Erik havia mandado uma mensagem simples: “Te espero onde tudo começou.”

Era o lugar onde tinham trocado o primeiro beijo, meses atrás — um terraço esquecido da escola, acima da biblioteca, onde o tempo parecia desacelerar. Ela hesitou por alguns minutos antes de ir. Algo nela dizia para fugir, mas outra parte... aquela que ainda batia por ele, precisava ouvir o que ele tinha a dizer.

Quando ela chegou, ele já estava lá. Encostado na grade de ferro enferrujado, com as mãos no bolso do moletom preto e os olhos perdidos no horizonte. A iluminação fraca deixava sombras em seu rosto, e por um momento, Kelly não soube dizer se era o mesmo garoto que um dia sorriu pra ela como se fosse tudo o que ele tinha.

— Você veio — disse ele, sem virar o rosto.

— Achei que devia.

Erik se virou devagar, o olhar escuro e intenso como a noite. Não havia mais doçura ali. Havia algo mais cru. Mais real.

— Desde que você me contou aquela parte... — ele começou, com a voz firme, porém baixa — eu não consegui dormir direito. E não foi por raiva, Kelly. Foi por medo. Medo de que, mesmo depois de tudo, a gente ainda esteja tentando construir algo sobre areia.

Ela apertou as mãos contra o casaco. Sentia a respiração presa no peito.

— Eu pensei em ir embora. De vez. Cortar tudo. Sumir — ele continuou, dando um passo em direção a ela. — Mas por algum motivo idiota, toda vez que eu tento te apagar, alguma parte de mim grita teu nome.

Ela mordeu o lábio, tentando segurar as lágrimas. Mas ele não parou.

— Então... eu quero te perguntar uma coisa. Uma vez. Só uma. E se você disser que não, eu juro que vou embora e não olho mais pra trás.

Erik parou a poucos passos dela. A respiração dele era densa. As mãos tremiam, mesmo que ele tentasse esconder.

— Kelly... você quer tentar de novo? De verdade. Sem mentiras. Sem metades. Você quer tentar algo sério comigo?

O mundo pareceu parar por um segundo. Não havia mais som de carros, nem de vento. Só os dois. Ela viu a vulnerabilidade nos olhos dele — a mesma que ela carregava, escondida por trás de todas as escolhas erradas que fez.

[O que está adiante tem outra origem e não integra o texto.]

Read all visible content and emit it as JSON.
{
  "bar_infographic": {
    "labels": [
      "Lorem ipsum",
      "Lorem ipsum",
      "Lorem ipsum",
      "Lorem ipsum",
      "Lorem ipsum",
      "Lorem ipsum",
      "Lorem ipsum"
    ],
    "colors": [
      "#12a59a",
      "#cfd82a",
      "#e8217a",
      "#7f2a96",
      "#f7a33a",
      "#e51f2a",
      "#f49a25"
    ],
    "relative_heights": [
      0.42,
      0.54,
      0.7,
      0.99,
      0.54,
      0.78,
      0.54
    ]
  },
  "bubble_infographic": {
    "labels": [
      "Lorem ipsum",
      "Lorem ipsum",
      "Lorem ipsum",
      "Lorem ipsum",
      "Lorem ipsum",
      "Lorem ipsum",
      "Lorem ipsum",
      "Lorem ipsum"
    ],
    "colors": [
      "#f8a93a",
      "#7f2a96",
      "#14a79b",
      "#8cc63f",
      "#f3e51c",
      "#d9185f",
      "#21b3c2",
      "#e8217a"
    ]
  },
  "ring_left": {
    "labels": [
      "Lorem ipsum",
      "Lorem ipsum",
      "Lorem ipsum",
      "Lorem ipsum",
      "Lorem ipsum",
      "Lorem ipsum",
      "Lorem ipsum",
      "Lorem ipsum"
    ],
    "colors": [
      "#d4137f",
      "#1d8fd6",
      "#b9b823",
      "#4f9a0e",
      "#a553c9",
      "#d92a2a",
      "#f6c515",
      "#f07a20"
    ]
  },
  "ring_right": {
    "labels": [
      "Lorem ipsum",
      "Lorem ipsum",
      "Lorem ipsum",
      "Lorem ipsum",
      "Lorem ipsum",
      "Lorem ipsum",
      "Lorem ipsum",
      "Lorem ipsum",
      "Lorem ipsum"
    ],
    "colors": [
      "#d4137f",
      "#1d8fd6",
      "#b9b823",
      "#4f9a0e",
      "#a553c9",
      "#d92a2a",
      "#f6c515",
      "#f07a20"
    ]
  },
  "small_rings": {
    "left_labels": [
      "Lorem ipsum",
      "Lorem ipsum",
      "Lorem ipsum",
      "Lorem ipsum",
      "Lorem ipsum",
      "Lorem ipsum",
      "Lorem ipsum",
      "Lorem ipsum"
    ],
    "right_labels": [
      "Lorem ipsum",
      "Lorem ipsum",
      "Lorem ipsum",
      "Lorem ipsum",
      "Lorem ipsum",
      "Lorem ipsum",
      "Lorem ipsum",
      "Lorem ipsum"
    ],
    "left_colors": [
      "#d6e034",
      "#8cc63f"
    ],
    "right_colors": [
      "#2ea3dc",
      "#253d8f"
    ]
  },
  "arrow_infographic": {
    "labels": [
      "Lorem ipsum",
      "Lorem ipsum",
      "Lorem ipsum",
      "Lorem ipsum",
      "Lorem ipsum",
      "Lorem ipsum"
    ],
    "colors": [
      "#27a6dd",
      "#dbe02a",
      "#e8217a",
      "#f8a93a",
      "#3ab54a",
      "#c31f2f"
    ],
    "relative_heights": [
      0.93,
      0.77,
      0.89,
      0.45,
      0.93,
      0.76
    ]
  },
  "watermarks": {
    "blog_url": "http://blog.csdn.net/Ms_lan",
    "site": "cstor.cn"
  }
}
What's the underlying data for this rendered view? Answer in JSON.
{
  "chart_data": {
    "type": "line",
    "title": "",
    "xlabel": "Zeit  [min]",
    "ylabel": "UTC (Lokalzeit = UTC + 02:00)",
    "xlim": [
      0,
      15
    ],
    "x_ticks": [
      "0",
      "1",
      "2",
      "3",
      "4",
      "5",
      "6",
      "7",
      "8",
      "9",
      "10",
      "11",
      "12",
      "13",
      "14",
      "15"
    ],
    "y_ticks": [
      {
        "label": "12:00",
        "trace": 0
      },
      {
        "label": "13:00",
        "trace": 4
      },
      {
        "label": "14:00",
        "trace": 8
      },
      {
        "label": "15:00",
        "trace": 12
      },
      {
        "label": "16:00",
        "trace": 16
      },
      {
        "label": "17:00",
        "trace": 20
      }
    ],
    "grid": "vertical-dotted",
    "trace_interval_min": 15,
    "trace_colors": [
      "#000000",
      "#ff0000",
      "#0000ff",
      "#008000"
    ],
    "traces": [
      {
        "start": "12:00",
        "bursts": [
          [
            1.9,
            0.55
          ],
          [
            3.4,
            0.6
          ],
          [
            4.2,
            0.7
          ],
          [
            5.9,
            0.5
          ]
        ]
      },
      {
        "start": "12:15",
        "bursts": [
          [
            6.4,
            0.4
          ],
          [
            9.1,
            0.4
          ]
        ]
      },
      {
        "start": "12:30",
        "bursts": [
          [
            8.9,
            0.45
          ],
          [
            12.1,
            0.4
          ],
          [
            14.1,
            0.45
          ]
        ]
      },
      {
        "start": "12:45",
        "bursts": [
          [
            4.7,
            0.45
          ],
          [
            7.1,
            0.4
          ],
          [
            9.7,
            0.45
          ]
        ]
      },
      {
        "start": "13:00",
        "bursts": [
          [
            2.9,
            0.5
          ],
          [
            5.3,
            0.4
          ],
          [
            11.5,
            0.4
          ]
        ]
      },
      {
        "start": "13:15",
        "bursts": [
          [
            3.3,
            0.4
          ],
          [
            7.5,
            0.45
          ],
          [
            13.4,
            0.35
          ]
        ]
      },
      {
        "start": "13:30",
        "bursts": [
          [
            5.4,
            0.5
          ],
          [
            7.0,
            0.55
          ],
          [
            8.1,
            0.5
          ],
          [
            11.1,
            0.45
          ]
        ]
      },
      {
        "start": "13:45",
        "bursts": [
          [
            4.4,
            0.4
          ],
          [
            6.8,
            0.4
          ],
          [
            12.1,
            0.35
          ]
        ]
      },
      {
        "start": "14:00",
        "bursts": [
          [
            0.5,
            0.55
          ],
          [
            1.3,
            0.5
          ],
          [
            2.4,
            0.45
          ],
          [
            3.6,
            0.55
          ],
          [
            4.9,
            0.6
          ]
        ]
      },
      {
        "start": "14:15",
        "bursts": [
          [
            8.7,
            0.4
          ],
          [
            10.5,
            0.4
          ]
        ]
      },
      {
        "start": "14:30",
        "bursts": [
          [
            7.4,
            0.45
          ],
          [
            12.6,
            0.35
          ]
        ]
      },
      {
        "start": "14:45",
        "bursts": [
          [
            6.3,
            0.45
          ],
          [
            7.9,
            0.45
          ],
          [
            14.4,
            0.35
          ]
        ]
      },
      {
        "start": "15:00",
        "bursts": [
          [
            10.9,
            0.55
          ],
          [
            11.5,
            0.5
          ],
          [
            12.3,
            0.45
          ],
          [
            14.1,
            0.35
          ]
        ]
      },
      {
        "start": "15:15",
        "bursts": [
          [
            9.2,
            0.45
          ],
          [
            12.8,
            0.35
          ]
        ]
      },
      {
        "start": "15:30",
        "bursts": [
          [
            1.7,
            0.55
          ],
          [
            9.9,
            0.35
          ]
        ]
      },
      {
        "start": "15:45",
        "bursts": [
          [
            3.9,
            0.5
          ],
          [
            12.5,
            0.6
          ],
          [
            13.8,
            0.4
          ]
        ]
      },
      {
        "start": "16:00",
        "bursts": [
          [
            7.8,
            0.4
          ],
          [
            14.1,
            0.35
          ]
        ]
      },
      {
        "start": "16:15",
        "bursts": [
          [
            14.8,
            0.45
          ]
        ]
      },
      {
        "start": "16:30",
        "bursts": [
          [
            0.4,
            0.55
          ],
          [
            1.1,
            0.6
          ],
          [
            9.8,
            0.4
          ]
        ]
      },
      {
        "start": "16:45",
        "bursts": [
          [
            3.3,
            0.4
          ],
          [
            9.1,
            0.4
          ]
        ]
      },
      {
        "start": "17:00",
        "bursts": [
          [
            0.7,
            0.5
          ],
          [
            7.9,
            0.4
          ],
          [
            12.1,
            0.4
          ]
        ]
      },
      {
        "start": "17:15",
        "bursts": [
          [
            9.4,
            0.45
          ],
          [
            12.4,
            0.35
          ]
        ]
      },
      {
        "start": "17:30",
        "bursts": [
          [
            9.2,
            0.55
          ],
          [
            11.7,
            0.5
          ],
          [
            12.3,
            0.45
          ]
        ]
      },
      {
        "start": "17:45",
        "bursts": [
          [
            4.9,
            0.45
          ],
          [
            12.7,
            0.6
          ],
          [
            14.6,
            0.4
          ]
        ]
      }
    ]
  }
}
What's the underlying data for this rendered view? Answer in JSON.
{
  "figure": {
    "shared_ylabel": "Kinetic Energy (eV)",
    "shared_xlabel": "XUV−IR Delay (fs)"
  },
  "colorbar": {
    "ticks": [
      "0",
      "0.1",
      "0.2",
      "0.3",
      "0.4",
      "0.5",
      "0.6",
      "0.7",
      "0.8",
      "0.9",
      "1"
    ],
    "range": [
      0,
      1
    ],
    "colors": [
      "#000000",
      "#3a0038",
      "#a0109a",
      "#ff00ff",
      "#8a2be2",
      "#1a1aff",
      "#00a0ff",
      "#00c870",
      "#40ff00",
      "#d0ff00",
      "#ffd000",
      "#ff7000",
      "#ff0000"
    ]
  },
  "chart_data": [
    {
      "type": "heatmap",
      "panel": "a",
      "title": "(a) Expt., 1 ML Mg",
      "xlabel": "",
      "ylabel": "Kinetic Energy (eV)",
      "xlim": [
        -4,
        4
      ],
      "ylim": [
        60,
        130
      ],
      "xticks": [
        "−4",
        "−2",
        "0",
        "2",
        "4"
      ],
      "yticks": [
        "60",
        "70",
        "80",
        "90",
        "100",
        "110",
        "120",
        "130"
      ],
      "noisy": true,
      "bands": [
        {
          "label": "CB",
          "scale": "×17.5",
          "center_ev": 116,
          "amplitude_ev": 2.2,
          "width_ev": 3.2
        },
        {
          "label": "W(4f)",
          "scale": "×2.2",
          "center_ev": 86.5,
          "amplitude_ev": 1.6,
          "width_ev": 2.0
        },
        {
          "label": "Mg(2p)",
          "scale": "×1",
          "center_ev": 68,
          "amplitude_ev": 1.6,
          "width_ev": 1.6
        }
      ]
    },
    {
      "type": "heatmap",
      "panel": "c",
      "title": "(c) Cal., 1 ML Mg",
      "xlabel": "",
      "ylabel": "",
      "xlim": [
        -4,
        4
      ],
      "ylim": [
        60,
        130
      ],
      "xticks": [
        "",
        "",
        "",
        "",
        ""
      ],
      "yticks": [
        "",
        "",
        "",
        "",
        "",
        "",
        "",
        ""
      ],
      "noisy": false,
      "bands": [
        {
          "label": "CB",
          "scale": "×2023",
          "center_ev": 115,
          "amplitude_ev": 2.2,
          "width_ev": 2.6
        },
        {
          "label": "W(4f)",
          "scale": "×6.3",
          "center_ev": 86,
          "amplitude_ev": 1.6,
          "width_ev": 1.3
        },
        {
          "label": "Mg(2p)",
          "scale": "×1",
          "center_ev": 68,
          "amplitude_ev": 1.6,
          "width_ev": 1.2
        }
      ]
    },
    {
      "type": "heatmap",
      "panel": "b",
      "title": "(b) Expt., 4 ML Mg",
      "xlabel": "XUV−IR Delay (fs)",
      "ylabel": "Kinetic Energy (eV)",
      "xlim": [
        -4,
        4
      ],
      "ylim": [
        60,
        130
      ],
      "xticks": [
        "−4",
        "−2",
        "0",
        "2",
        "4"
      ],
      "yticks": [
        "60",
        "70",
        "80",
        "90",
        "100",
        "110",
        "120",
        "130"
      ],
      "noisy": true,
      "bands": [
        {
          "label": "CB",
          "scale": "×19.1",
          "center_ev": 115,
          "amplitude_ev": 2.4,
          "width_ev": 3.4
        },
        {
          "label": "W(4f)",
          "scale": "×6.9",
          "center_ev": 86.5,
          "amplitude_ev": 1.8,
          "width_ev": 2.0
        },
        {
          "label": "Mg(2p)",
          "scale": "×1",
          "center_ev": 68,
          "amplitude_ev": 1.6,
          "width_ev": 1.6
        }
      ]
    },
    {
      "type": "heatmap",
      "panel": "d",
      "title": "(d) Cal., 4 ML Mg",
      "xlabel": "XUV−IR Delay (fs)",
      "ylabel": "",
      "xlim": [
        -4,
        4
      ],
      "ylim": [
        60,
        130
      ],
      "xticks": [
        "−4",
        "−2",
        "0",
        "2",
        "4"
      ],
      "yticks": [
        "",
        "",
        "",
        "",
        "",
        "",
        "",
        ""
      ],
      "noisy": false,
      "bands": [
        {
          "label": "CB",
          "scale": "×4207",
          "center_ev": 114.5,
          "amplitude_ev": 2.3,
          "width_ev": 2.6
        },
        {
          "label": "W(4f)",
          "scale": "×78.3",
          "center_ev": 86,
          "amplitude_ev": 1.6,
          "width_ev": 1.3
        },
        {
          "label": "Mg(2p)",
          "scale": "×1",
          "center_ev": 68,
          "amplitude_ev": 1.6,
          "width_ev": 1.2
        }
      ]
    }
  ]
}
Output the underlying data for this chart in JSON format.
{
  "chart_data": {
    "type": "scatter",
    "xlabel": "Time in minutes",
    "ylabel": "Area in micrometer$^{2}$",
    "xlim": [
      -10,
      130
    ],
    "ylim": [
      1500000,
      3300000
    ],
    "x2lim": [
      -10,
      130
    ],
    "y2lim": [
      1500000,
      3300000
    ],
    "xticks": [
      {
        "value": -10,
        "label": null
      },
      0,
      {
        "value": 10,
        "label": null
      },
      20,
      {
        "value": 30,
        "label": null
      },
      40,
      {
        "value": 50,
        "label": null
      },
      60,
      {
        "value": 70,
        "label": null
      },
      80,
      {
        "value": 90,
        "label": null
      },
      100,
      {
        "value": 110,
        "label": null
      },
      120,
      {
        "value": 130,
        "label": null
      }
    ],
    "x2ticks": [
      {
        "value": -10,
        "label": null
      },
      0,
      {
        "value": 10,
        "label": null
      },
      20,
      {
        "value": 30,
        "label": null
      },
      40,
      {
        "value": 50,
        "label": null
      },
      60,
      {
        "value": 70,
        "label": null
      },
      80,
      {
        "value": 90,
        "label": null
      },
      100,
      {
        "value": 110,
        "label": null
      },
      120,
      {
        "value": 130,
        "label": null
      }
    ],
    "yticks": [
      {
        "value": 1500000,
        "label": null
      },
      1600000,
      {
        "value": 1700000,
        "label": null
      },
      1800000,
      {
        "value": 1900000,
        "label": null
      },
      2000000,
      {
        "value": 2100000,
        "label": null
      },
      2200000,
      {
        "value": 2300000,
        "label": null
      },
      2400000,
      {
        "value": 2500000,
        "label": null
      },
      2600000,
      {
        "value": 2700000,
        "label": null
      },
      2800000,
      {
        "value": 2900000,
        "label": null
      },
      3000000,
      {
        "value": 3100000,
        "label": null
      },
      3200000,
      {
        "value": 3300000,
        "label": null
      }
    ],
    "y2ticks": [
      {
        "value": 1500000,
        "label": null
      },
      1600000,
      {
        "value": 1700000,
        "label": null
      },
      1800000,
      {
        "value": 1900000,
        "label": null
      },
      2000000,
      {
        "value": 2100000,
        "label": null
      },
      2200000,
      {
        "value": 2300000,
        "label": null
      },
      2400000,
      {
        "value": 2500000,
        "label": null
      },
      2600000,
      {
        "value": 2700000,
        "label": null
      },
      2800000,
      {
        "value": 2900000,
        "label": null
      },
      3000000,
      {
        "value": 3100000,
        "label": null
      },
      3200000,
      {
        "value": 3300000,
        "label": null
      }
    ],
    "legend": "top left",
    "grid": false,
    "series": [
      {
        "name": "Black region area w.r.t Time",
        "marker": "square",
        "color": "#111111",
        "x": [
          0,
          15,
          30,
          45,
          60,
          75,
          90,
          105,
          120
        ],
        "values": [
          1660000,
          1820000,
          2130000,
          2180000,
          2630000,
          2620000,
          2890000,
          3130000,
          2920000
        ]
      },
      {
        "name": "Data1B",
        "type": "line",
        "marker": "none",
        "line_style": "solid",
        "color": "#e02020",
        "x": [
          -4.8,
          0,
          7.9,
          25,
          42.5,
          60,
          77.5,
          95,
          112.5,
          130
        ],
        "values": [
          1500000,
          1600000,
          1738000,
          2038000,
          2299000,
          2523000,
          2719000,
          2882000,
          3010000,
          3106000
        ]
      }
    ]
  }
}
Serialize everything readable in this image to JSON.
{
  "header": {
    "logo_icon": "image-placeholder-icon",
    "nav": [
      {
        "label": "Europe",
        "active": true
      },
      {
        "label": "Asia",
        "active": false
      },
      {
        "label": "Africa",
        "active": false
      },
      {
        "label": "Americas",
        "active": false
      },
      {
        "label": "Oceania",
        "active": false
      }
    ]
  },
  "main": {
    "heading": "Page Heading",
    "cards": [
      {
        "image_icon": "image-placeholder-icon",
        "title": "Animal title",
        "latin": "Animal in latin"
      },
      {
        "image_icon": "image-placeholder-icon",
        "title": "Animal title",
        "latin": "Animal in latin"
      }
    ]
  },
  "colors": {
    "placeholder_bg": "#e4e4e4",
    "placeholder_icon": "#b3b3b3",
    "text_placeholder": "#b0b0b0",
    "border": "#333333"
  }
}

Kelly sentiu o coração disparar, mas junto com ele, a sombra do que ainda não tinha sido dito crescia dentro dela. Aquela verdade suja. O segredo escondido desde a noite em que tudo desmoronou. O detalhe que poderia transformar aquele pedido em tragédia.

Mas mesmo assim, ela disse:

— Sim.

E ao dizer, sentiu o gosto agridoce da culpa misturado com o calor do reencontro. Erik a puxou para perto, segurando-a como se ela fosse a única âncora num mar revolto. Beijou-a com força, com urgência. Como se o tempo estivesse contra eles. Como se o amanhã fosse incerto.

Mas o amanhã viria. E com ele, a verdade que Kelly ainda escondia — aquela que não apenas podia destruir Erik... mas transformá-lo para sempre.

Porque algumas verdades não curam. Algumas verdades queimam.

E esse era o tipo de amor deles: sombrio, doentio, intenso demais para ser seguro. Mas impossível de evitar.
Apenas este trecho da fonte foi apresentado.